Countless devices over the world are connected by networks and communicated via network protocols. Just like common software, protocol implementations suffer from bugs, many of which only cause silent data corruption instead of crashes. Hence, existing automated bug-finding techniques focused on memory safety, such as fuzzing, can hardly detect them. In this work, we propose a static differential analysis called ParDiff to find protocol implementation bugs, especially those that hide in message parsers but do not cause crashes. Our key observation is that a network protocol often has multiple implementations and any semantic discrepancy between them may indicate bugs.

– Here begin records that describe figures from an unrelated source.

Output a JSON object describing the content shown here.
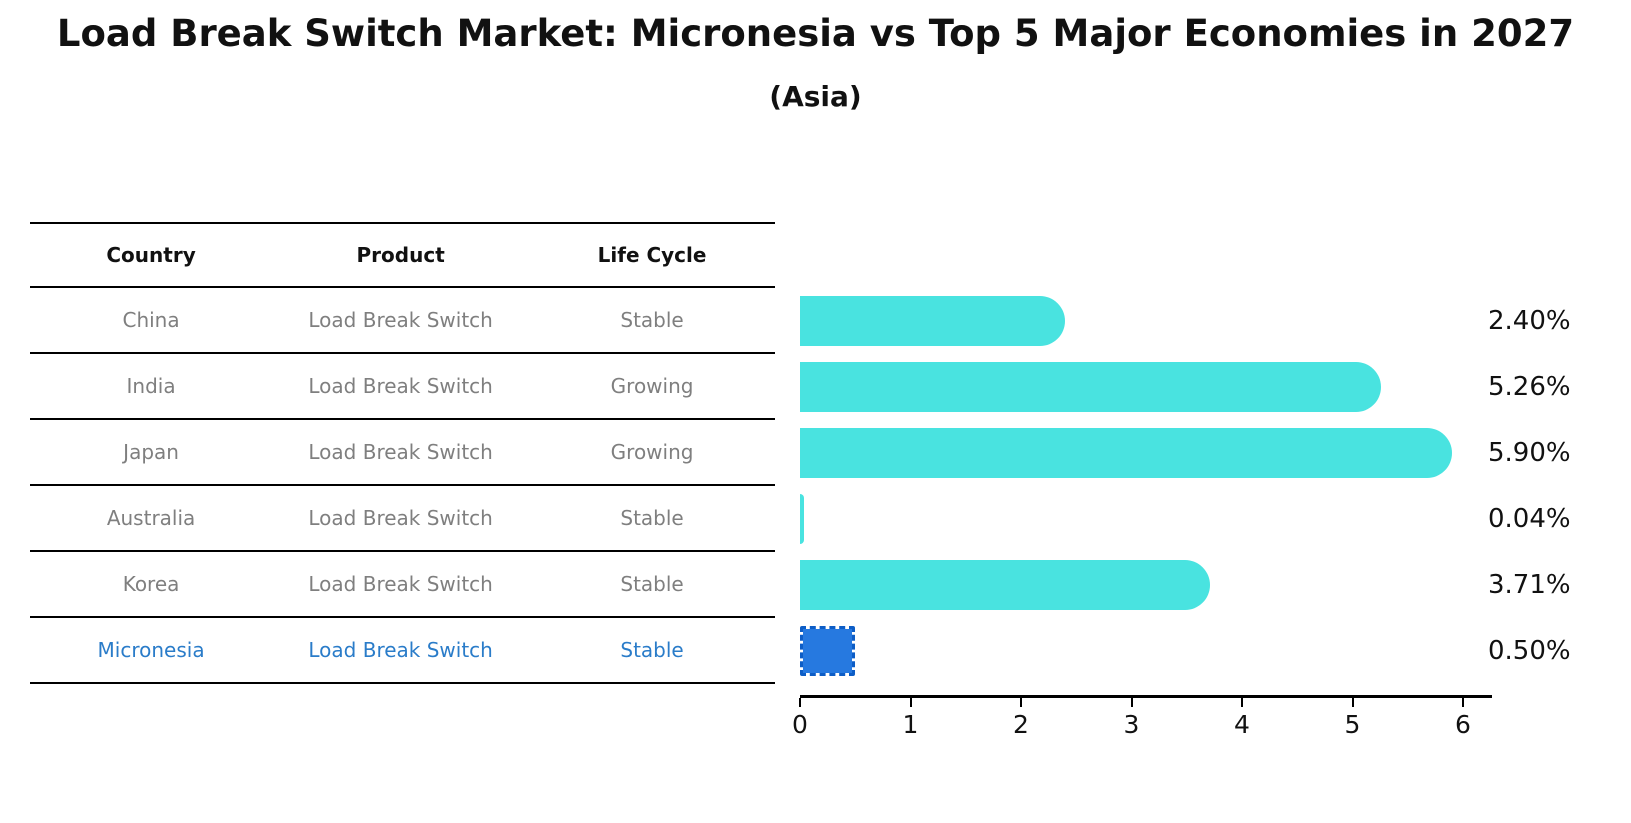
{
  "title": "Load Break Switch Market: Micronesia vs Top 5 Major Economies in 2027",
  "subtitle": "(Asia)",
  "table": {
    "headers": [
      "Country",
      "Product",
      "Life Cycle"
    ],
    "rows": [
      {
        "country": "China",
        "product": "Load Break Switch",
        "life_cycle": "Stable",
        "highlight": false
      },
      {
        "country": "India",
        "product": "Load Break Switch",
        "life_cycle": "Growing",
        "highlight": false
      },
      {
        "country": "Japan",
        "product": "Load Break Switch",
        "life_cycle": "Growing",
        "highlight": false
      },
      {
        "country": "Australia",
        "product": "Load Break Switch",
        "life_cycle": "Stable",
        "highlight": false
      },
      {
        "country": "Korea",
        "product": "Load Break Switch",
        "life_cycle": "Stable",
        "highlight": false
      },
      {
        "country": "Micronesia",
        "product": "Load Break Switch",
        "life_cycle": "Stable",
        "highlight": true
      }
    ]
  },
  "chart_data": {
    "type": "bar",
    "orientation": "horizontal",
    "title": "Load Break Switch Market: Micronesia vs Top 5 Major Economies in 2027",
    "subtitle": "(Asia)",
    "categories": [
      "China",
      "India",
      "Japan",
      "Australia",
      "Korea",
      "Micronesia"
    ],
    "values": [
      2.4,
      5.26,
      5.9,
      0.04,
      3.71,
      0.5
    ],
    "value_labels": [
      "2.40%",
      "5.26%",
      "5.90%",
      "0.04%",
      "3.71%",
      "0.50%"
    ],
    "highlight_index": 5,
    "xlabel": "",
    "ylabel": "",
    "xticks": [
      0,
      1,
      2,
      3,
      4,
      5,
      6
    ],
    "xlim": [
      0,
      6.26
    ],
    "grid": false,
    "legend": null
  },
  "colors": {
    "bar_default": "#49e3e0",
    "bar_highlight": "#2679e0",
    "bar_highlight_border": "#0d5dc6",
    "highlight_text": "#2a7cc9",
    "cell_text": "#7f7f7f",
    "heading_text": "#111111"
  }
}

However, different implementations are often written in disparate styles (e.g., using different data structures or written with different control structures), making it challenging to directly compare two implementations of even the same protocol.

To exploit this observation and effectively compare multiple protocol implementations, ParDiff (1) automatically extracts finite state machines representing protocol format specifications from programs, and (2) then leverages bisimulation and SMT solvers to find fine-grained, semantic inconsistencies between them. We have extensively evaluated our approach using 14 network protocols, each with two different implementations. The results show that ParDiff exhibits higher precision in discovering bugs in protocol parsers compared to both differential symbolic execution and differential fuzzing tools. To date, we have detected 41 logical bugs with 25 confirmed by developers. The baseline DPIFuzz can only detect 3 of them in the same time budget and can only detect 25 of them even with 720× time cost.